In order to examine how the weighting of dimensions changed across learning in each model group, separate 2 (experiment half: first, last) *4 (dimension: D1-D4) ANOVAs were performed. For the MPM group, the dimension main effect was significant, F(3,129)=12.86,p<0.001,η2=0.23, the experiment half main effect was not significant, F(3,129)=1.31,p=0.259,η2=0.03, and the interaction effect was significant, F(3,129)=5.67, p=0.002,η2=0.12. Post hoc simple effect tests showed that, for the first half, D3=D1=D4>D2,( p=0.831, p=0.936, p=0.000), and for the second half, D3>D1, D4 and D2, (p=0.000, p=0.000, p=0.000) and D1>D2 (p=0.025).
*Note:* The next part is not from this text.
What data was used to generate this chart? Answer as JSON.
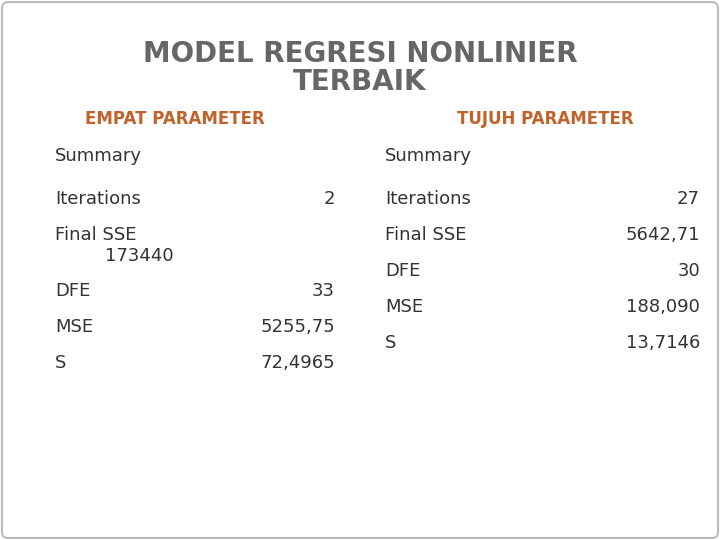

Overall, this pattern of results indicates that MPM participants began to weight the more important critical dimensions over less critical dimensions early in training, and developed a strong weighting for the most critical dimension, D3, as they neared criterion performance.
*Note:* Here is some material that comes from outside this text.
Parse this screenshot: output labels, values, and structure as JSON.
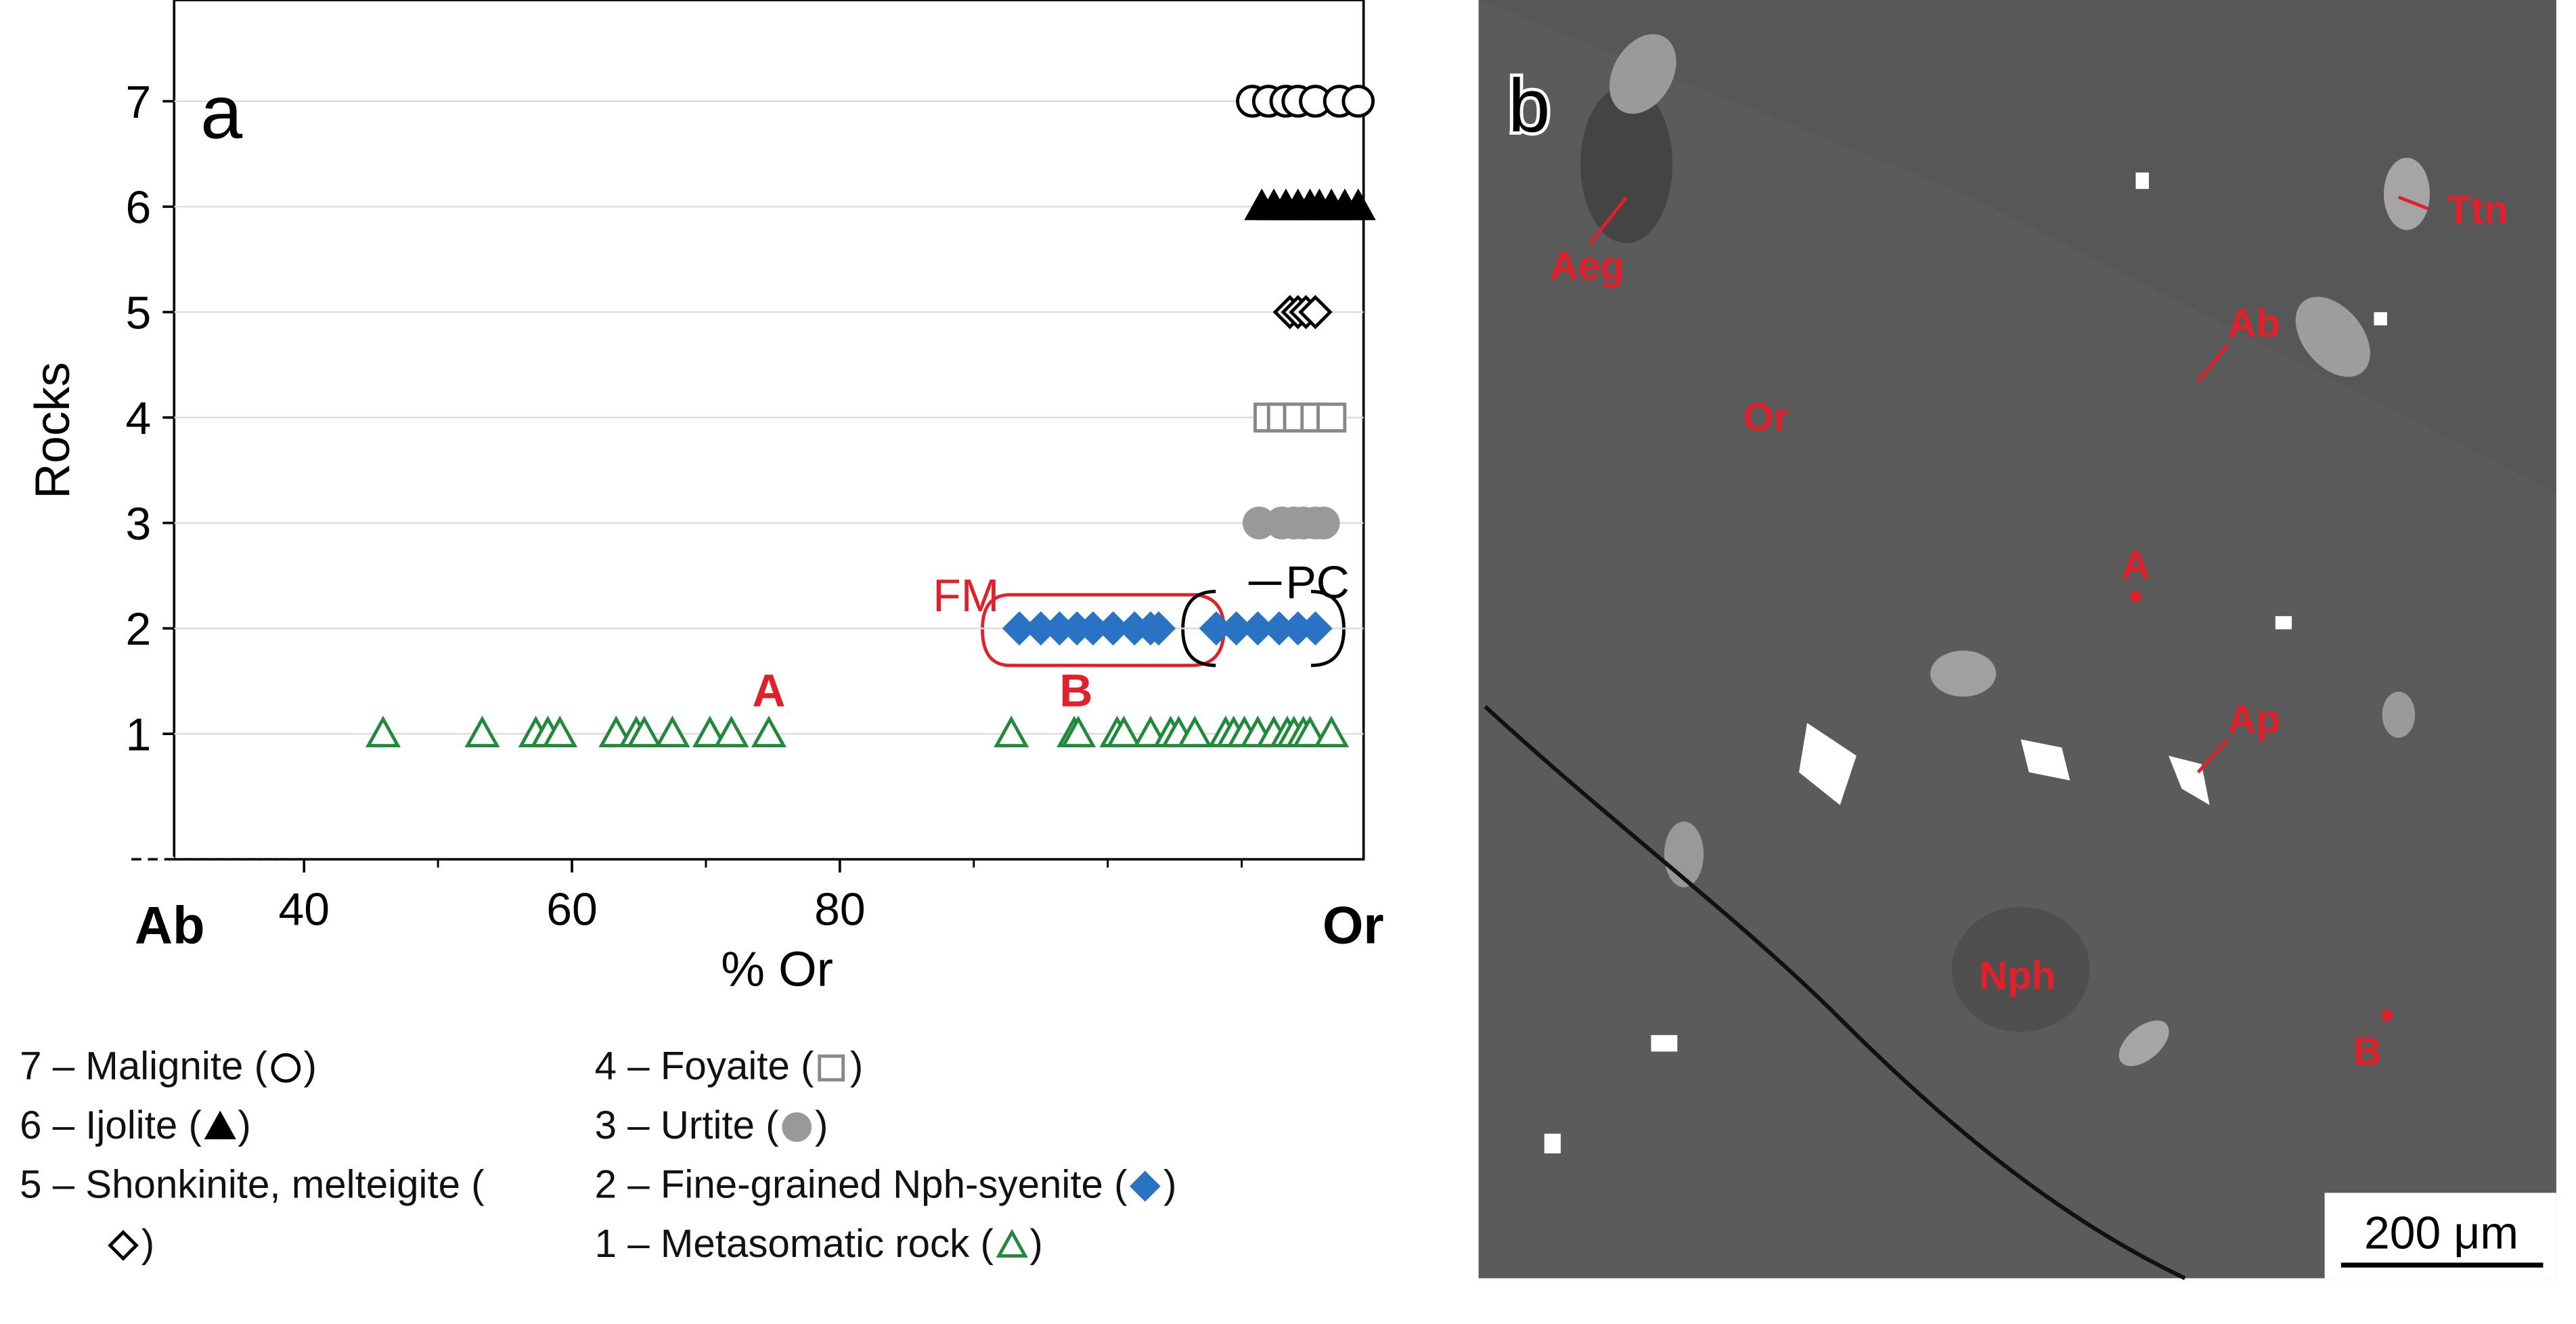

For the GCM group, the dimension main effect was significant, F(3,129)=10.54,p<0.001,η2=0.20, the half main effect was not significant, F(3,129)=0.12,p=0.660,η2=0.05, and the interaction effect was significant, F(3,129)=3.60, p=0.019,η2=0.08. Post hoc simple effect tests showed that, for the first half, D3>D1=D4=D2,( p=0.03, p=0.865, p=0.055), and for the second half, D1=D3>D4=D2, (p=0.663, p=0.024, p=0.352). This pattern of results indicated a correct strongest weighting of D3 early in training, but a spreading of attention across dimensions as they approached criterion. A comparison of both MPM and GCM groups indicates that as they approached criterion the MPM participants became more focused on the most important criterion, whereas GCM participants became less focused.
Discussion
Overall, we found that participants who learned the 5/5 category using the robot instantiation benefitted from using a prototype representation. Participants whose performance was best fit by the MPM performed better than those whose performance was fit by GCM. Good learners were more likely to use prototype representation (as evidenced by A1-A2 stimulus classification and by computational modeling). All participants showed a shift towards prototype representation across the time course of learning. Finally, when we examined the weighting of individual dimensions we found that participants fit by the MPM weighted the most diagnostic feature D3 more strongly in the second half than did participants fit by GCM.